Mendengar kata itu, tubih terasa lemas, air mata tak kuasa jatuh membasahi bumi, tanpa pikir panjang saya dan adik saya memeluk erat tubuh kaku ibunda, sedangkan ayahanda diam menatung seolah tak sanggup mengucapkan kata, mata sayunya terlihat menyucurkan airmata, kecupan demi kecupan tak henti-hentinya kami daratkan ke kening ibunda”,sambil melafazkan Innalillah Hiwaiina Ilaihhirojiu’un, saya ambilkan kain panjang lalu saya tutup wajah wanita yang air susunya mengalir menjadi darah dalam diri saya.
Selang beberapa saat, saya menghubungi kakak saya yang saat itu berada di luar daerah guna mengunjungi keluarga kami di Rejang Lebong.

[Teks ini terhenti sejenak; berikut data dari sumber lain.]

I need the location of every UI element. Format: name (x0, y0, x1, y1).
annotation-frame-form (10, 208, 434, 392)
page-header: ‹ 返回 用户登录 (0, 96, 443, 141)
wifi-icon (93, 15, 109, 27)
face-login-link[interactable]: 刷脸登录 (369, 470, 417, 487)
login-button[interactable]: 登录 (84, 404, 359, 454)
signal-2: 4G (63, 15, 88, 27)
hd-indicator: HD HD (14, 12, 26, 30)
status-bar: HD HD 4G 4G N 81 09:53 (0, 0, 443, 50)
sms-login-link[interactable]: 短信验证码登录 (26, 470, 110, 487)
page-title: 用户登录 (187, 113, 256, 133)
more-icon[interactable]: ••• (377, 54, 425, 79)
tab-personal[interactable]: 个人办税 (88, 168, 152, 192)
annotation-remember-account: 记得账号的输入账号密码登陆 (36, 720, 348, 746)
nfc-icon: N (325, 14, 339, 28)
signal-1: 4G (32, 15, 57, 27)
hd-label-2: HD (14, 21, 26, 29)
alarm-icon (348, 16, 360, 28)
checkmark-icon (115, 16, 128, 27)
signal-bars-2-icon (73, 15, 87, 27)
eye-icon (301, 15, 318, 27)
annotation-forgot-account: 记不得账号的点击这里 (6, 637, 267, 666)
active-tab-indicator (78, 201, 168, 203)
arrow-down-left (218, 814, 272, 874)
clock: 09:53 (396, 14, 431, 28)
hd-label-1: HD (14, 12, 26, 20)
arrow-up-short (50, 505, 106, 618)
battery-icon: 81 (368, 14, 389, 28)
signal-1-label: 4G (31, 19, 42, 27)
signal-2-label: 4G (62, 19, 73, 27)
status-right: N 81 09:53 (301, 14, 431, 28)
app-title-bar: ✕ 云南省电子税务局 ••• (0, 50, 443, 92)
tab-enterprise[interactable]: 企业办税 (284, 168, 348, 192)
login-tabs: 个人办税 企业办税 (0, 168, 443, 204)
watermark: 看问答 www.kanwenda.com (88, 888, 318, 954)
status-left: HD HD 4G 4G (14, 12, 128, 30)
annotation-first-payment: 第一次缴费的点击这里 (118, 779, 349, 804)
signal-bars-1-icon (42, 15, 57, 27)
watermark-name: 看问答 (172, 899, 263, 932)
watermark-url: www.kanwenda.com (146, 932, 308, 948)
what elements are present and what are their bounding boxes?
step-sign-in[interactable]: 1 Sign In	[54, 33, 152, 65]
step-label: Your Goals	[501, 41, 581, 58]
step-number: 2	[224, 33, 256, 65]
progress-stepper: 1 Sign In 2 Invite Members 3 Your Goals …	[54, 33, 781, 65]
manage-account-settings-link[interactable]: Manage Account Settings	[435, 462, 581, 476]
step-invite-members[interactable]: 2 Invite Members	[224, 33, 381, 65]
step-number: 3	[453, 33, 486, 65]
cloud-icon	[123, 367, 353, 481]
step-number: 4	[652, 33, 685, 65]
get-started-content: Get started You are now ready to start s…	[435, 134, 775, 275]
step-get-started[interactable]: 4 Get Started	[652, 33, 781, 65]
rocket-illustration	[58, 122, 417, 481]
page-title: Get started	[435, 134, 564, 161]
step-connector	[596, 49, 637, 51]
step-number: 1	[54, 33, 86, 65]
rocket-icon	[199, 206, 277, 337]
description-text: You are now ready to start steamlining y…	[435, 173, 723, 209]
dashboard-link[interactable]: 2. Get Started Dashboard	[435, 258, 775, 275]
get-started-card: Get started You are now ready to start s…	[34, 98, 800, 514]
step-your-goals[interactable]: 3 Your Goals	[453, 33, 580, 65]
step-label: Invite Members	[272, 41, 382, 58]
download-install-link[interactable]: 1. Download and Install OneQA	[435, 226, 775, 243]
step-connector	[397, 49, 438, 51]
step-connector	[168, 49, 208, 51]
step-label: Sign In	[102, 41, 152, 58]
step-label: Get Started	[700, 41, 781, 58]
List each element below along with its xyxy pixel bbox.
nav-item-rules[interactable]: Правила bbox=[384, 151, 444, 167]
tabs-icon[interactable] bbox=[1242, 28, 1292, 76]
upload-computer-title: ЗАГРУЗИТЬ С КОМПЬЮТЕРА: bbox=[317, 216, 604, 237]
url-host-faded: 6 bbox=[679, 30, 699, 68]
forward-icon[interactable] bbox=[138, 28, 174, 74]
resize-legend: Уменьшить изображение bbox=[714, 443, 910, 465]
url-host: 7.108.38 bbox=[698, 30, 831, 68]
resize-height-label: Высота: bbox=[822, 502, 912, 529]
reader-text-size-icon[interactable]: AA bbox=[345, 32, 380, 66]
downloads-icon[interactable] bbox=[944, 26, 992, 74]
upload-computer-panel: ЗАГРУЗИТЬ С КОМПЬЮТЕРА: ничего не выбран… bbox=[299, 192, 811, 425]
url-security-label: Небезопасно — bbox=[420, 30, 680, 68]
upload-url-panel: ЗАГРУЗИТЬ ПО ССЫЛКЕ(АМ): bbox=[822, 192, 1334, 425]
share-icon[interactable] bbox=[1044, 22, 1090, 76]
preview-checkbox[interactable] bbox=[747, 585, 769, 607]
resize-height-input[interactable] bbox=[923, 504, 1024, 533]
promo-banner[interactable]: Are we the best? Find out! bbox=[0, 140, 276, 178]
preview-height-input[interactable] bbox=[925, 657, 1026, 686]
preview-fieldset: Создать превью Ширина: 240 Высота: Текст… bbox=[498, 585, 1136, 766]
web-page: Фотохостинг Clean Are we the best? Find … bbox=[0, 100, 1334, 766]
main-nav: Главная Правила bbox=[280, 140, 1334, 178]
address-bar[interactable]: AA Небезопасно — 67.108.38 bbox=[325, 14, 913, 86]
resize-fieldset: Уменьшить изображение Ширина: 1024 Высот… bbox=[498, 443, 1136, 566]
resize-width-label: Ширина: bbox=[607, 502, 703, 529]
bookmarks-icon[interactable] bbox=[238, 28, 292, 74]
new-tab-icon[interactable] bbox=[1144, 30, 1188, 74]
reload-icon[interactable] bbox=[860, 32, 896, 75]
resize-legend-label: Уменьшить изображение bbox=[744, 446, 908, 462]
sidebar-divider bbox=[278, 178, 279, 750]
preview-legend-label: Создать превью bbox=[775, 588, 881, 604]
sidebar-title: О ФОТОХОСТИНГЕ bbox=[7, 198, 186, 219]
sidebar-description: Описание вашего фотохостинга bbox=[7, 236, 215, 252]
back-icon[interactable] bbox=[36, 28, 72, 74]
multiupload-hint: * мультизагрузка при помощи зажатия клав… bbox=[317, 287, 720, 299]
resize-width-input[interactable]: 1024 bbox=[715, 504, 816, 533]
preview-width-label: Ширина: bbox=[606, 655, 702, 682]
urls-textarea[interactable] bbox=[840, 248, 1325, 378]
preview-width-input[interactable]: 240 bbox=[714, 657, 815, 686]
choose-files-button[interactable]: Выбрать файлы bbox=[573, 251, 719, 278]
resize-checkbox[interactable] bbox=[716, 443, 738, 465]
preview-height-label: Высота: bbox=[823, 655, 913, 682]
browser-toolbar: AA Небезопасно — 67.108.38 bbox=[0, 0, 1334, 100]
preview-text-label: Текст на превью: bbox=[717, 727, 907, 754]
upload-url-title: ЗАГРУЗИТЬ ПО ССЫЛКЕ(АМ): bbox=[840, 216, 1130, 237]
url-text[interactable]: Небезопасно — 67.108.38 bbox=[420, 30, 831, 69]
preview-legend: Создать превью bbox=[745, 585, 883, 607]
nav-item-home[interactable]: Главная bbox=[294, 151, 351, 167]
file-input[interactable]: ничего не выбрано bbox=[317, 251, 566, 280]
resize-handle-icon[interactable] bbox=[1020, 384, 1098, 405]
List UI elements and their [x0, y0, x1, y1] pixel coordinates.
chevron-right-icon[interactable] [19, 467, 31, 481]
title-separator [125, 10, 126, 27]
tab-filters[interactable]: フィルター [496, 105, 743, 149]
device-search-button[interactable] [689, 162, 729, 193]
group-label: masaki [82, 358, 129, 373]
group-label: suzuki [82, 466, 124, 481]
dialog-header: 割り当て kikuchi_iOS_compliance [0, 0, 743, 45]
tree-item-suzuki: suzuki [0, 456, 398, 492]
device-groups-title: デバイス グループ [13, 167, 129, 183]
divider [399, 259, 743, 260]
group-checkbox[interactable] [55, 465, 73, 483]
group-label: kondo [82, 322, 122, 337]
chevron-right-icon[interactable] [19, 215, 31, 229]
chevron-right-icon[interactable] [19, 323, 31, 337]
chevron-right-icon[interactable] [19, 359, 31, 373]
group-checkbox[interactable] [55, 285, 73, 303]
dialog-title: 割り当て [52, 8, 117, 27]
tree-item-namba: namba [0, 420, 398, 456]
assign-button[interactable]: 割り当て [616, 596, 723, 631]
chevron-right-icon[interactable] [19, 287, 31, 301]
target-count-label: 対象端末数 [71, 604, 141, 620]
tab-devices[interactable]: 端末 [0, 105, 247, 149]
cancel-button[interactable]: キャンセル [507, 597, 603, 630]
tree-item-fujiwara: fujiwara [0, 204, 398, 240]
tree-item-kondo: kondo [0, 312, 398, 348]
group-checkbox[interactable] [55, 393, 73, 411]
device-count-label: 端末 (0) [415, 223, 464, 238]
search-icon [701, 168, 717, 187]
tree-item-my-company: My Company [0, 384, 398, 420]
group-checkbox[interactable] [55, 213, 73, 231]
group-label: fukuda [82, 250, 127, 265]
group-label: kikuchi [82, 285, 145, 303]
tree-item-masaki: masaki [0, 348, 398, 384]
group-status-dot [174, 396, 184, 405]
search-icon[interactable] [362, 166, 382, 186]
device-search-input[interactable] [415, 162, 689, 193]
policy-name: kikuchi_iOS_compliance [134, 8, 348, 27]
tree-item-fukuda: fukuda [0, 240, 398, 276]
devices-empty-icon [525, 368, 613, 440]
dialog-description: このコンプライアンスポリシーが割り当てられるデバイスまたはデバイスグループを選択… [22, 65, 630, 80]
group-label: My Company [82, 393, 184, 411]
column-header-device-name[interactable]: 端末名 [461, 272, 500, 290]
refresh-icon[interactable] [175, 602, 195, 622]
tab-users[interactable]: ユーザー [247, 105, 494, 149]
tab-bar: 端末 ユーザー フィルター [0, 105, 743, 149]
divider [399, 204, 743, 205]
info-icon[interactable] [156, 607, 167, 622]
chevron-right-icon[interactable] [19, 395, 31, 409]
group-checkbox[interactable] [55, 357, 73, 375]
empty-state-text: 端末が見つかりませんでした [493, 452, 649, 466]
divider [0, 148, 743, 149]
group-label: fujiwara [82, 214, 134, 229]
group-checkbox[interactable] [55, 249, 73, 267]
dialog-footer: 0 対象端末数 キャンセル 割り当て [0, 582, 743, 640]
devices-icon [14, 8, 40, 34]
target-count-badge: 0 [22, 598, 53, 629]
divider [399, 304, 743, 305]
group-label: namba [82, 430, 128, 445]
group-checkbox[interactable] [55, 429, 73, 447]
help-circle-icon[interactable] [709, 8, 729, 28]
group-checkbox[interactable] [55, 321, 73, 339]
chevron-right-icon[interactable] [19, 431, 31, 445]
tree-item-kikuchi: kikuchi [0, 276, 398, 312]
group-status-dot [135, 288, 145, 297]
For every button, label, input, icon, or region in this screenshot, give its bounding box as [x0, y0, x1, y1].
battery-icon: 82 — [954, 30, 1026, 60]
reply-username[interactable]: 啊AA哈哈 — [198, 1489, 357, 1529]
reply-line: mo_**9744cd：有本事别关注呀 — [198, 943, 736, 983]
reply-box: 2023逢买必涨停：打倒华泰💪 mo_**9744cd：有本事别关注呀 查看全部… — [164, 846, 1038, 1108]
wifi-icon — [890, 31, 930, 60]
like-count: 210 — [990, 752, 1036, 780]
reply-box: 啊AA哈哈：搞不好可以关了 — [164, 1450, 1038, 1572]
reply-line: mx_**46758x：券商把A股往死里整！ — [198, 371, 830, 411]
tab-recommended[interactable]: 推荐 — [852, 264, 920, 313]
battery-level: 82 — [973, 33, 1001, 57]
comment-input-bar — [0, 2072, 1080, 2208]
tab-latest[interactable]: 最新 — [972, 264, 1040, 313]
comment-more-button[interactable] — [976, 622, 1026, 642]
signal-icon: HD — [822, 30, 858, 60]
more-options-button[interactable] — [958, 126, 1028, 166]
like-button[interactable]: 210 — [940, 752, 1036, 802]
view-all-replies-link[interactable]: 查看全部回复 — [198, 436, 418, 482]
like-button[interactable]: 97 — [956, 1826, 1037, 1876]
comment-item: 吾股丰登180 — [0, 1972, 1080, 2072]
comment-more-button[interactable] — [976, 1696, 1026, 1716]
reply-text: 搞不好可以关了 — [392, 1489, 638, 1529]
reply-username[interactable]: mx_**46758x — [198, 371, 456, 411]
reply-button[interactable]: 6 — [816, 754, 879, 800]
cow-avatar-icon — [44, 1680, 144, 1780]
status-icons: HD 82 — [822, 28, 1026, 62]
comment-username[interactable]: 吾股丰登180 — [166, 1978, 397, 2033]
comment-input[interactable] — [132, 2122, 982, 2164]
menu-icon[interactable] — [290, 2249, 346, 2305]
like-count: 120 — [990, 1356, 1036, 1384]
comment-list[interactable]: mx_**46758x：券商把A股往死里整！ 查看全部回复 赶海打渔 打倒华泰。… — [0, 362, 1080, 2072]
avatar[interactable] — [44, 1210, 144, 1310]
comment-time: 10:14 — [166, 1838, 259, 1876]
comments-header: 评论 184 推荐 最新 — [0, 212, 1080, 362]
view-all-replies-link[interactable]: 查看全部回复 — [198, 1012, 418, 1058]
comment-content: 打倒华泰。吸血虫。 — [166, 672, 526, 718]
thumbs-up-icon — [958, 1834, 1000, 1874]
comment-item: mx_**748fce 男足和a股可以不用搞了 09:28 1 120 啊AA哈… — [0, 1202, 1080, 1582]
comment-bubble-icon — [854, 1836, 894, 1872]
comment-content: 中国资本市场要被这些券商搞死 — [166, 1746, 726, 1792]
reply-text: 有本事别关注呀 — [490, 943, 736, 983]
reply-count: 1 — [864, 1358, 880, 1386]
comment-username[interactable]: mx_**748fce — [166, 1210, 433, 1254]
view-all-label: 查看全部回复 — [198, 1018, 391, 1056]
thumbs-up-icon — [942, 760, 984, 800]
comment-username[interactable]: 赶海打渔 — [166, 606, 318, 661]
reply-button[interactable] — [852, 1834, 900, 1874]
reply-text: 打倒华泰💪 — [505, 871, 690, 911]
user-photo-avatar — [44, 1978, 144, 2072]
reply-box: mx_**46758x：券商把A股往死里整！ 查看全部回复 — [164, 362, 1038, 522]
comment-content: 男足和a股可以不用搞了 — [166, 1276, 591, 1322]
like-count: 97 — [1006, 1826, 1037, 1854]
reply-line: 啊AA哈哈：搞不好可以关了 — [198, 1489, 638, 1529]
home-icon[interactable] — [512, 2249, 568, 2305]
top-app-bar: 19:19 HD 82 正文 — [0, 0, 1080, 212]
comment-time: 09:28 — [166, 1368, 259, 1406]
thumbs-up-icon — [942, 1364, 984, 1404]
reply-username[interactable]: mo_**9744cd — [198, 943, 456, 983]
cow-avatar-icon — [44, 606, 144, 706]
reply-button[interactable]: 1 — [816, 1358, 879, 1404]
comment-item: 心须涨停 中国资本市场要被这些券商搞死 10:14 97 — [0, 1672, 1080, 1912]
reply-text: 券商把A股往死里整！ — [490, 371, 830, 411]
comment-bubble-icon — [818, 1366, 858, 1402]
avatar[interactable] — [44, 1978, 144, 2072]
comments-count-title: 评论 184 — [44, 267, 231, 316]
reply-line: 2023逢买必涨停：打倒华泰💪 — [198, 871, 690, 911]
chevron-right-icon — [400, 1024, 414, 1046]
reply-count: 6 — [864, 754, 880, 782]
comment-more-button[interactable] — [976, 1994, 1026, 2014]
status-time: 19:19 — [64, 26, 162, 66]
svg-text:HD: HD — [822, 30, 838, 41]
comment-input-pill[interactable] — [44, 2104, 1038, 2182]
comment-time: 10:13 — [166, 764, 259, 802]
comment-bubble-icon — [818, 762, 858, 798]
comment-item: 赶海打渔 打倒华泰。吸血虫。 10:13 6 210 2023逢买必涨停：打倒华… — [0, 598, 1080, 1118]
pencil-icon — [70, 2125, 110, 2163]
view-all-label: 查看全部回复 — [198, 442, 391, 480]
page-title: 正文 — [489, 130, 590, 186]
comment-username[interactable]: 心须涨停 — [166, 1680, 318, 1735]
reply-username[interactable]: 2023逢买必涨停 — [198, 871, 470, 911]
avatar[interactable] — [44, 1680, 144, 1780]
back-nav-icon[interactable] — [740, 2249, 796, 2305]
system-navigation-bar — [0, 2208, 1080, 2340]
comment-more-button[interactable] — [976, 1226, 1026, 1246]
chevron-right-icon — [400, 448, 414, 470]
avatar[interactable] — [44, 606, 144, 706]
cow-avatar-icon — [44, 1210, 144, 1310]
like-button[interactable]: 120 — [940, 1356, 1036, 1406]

Tak lama berselang, tubuh ibunda yang kaku itu, dibawa masuk ambulance, sirine ambulance senada dengan isak tangisan yang tak hentinya bercucuran.
Sampai di rumah kami langsung dirangkul dan ditenangkan oleh tetangga dan sanak saudara. Hingga ke esokan harinya ibunda dimandikan saya, kakak, adik saya menyelenggarakan prosesi pemandian, penyelenggaraan sholat jenazah, menggotong dan memekan jasad wanita yag jasanya takkan mampu kami balas.
Selamat jalan ibunda, menghadaplah sebagai jiwa yang diridhoiNya.
Asmita Bin Saimi, Wafat Kamis Malam Jum’at 28 September 2017 Jam 19. 15 antata maghrib dan Isya dalam usia 53 Tahun. Allah SWT lebih menyayangimu.